Because of its complexity, only approximate numerical techniques can be used to solve, simulate, and estimate KITT. First, we use the Optimization Toolbox™ `fsolve` function to find the model’s steady-state equilibrium (the economic conditions that would prevail in the model economy in the long run, assuming the absence of shocks). Then, we use the `qz` and `ordqz` functions to compute approximate dynamic equilibria (conditions in which no agent has an incentive to change its behavior around the steady state).

To estimate the model parameters, we evaluate how well the model matches the observed data for many different parameter sets and use statistical methods to infer which are the optimal ones. We run the Optimization Toolbox `fmincon` function to maximize an objective function combining information derived from the data with our assumptions about the most appropriate parameter values. Some concepts used by the model, such as potential output or nontradable consumption, cannot be directly observed. We identify the most likely paths for these unobserved concepts by running a Kalman filter. The MATLAB interface to the LAPACK and BLAS libraries make it easy to run fast repeated evaluations of the Kalman filter.

Once the parameters have been estimated, we use MATLAB to simulate the model and produce a no-judgment forecast (Figure 1). This is an initial run of the model in which households, firms, banks, and other agents are represented as systems of equations with multiple unknowns.

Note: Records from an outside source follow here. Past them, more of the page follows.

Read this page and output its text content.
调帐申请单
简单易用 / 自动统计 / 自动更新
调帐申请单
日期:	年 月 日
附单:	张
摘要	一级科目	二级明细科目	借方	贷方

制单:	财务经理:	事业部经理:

We can then use MATLAB to plot fan charts that characterize the degree of uncertainty around our nojudgment forecasts. Each fan chart is essentially a probability distribution about future economic events (Figure 2).

The no-judgment forecast serves as a baseline economic projection. Judgmentally adjusted, or conditional, forecasts provide additional insights. In these forecasts we introduce shocks to the model based on the judgment of policy experts and analysts. Shocks enable us to incorporate extra information into the forecast rather than relying solely on model simulations. The New Zealand Emissions Trading Scheme, which introduces a price on greenhouse gases, is an example of a shock occurring at a future date but likely to have an inflationary effect today. We can run a conditional forecast that incorporates this shock to project the effect it would have on inflation.

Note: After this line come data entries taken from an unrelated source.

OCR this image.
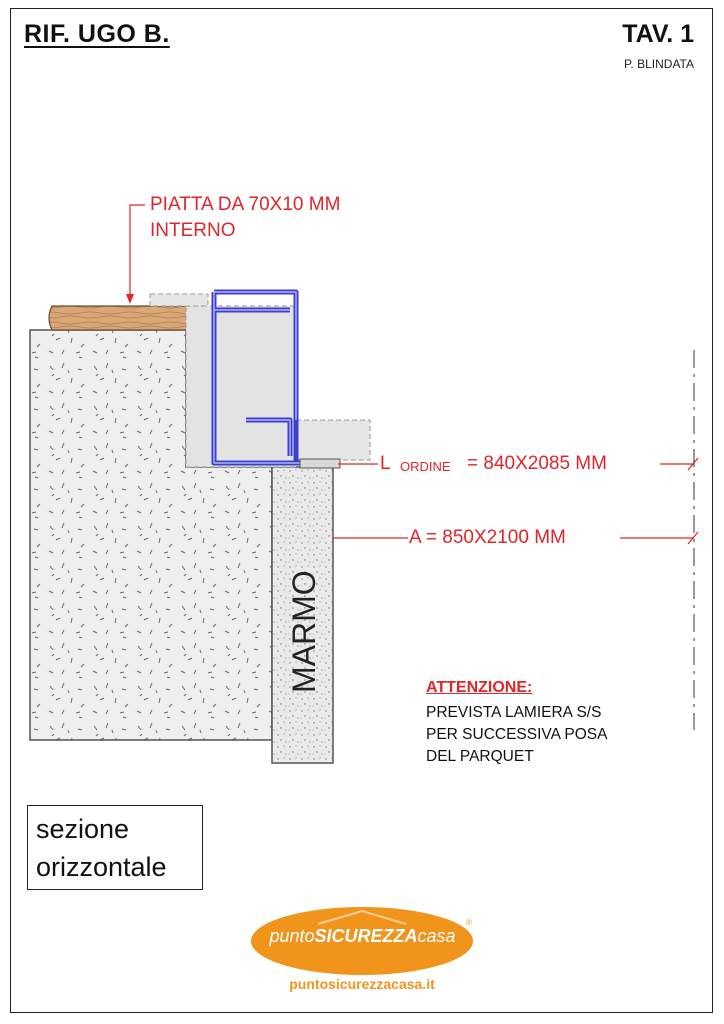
RIF. UGO B.	TAV. 1
P. BLINDATA
PIATTA DA 70X10 MM
INTERNO
L ORDINE = 840X2085 MM
A = 850X2100 MM
ATTENZIONE:
PREVISTA LAMIERA S/S
PER SUCCESSIVA POSA
DEL PARQUET
sezione
orizzontale
puntoSICUREZZAcasa
®
puntosicurezzacasa.it
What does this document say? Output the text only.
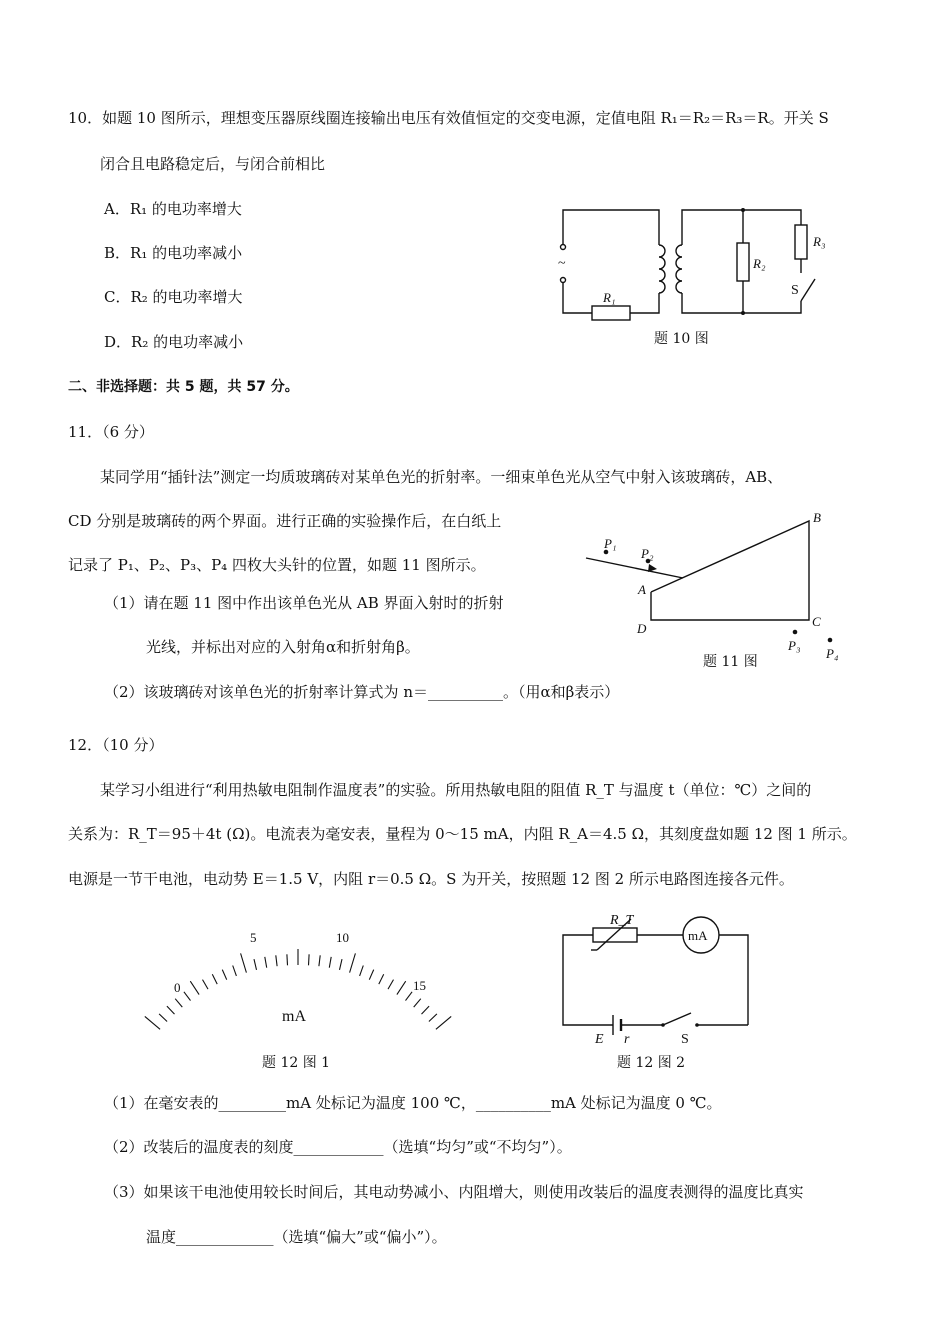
10．如题 10 图所示，理想变压器原线圈连接输出电压有效值恒定的交变电源，定值电阻 R₁＝R₂＝R₃＝R。开关 S
闭合且电路稳定后，与闭合前相比
A．R₁ 的电功率增大
B．R₁ 的电功率减小
C．R₂ 的电功率增大
D．R₂ 的电功率减小
~
R₁
R₂
R₃
S
题 10 图
二、非选择题：共 5 题，共 57 分。
11．（6 分）
某同学用“插针法”测定一均质玻璃砖对某单色光的折射率。一细束单色光从空气中射入该玻璃砖，AB、
CD 分别是玻璃砖的两个界面。进行正确的实验操作后，在白纸上
记录了 P₁、P₂、P₃、P₄ 四枚大头针的位置，如题 11 图所示。
（1）请在题 11 图中作出该单色光从 AB 界面入射时的折射
光线，并标出对应的入射角α和折射角β。
（2）该玻璃砖对该单色光的折射率计算式为 n＝__________。（用α和β表示）
A
B
C
D
P₁
P₂
P₃
P₄
题 11 图
12．（10 分）
某学习小组进行“利用热敏电阻制作温度表”的实验。所用热敏电阻的阻值 R_T 与温度 t（单位：℃）之间的
关系为：R_T＝95＋4t (Ω)。电流表为毫安表，量程为 0～15 mA，内阻 R_A＝4.5 Ω，其刻度盘如题 12 图 1 所示。
电源是一节干电池，电动势 E＝1.5 V，内阻 r＝0.5 Ω。S 为开关，按照题 12 图 2 所示电路图连接各元件。
0
5	10
15
mA
题 12 图 1
R_T
mA
E r	S
题 12 图 2
（1）在毫安表的_________mA 处标记为温度 100 ℃，__________mA 处标记为温度 0 ℃。
（2）改装后的温度表的刻度____________（选填“均匀”或“不均匀”）。
（3）如果该干电池使用较长时间后，其电动势减小、内阻增大，则使用改装后的温度表测得的温度比真实
温度_____________（选填“偏大”或“偏小”）。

Using MATLAB and the IRIS toolbox to build the KITT model has helped the RBNZ bring more technical rigor to our macroeconomic forecasting. For example, by defining the various agents in the economy and applying optimization techniques, we derive optimal behaviors for those agents mathematically, given the particular objectives and constraints attributed to the agent. One of the most important equations in the model is the Phillips curve, which shows the relation between inflation and unemployment. In our previous model we did not formally link the underlying economic theory to our reduced-form specification of the Phillips curve. In our MATLAB based model we directly connect the theory to the equations and then to the Phillips curve itself.

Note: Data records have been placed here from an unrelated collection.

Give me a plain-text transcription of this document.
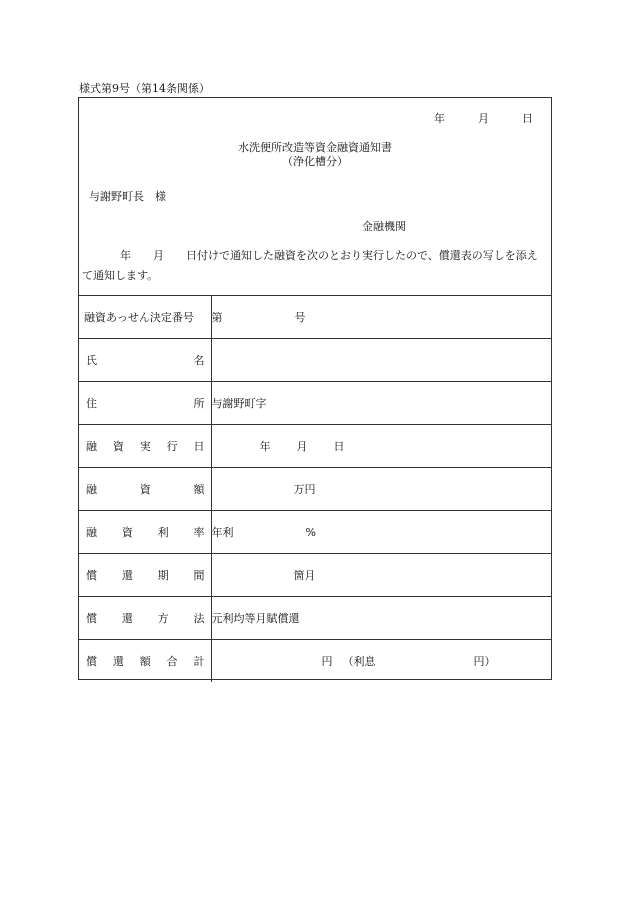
様式第9号（第14条関係）
年	月	日
水洗便所改造等資金融資通知書
（浄化槽分）
与謝野町長　様
金融機関
年 月 日付けで通知した融資を次のとおり実行したので、償還表の写しを添えて通知します。
融資あっせん決定番号	第 号

氏 名	

住 所	与謝野町字

融 資 実 行 日	年 月 日

融 資 額	万円

融 資 利 率	年利 %

償 還 期 間	箇月

償 還 方 法	元利均等月賦償還

償 還 額 合 計	円 （利息 円）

As we continue to enhance the KITT model for short and medium-term forecasting and analysis we are using MATLAB to develop and run additional mediumterm structural models and other statistical model-based analysis. With all RBNZ models now implemented in MATLAB, the RBNZ has a common platform for evaluating the economy and making informed decisions.

KITT is a Dynamic Stochastic General Equilibrium (DSGE) model in which agents such as firms in various sectors and the central bank interact with each other according to well-defined assumptions (for example, the assumption that firms seek to maximize profit). The model is stochastic because it can describe how shocks (a term used in economics for unexpected or random events) ripple through the economy, and it is dynamic because it explicitly predicts how today’s events and decisions affect what happens tomorrow.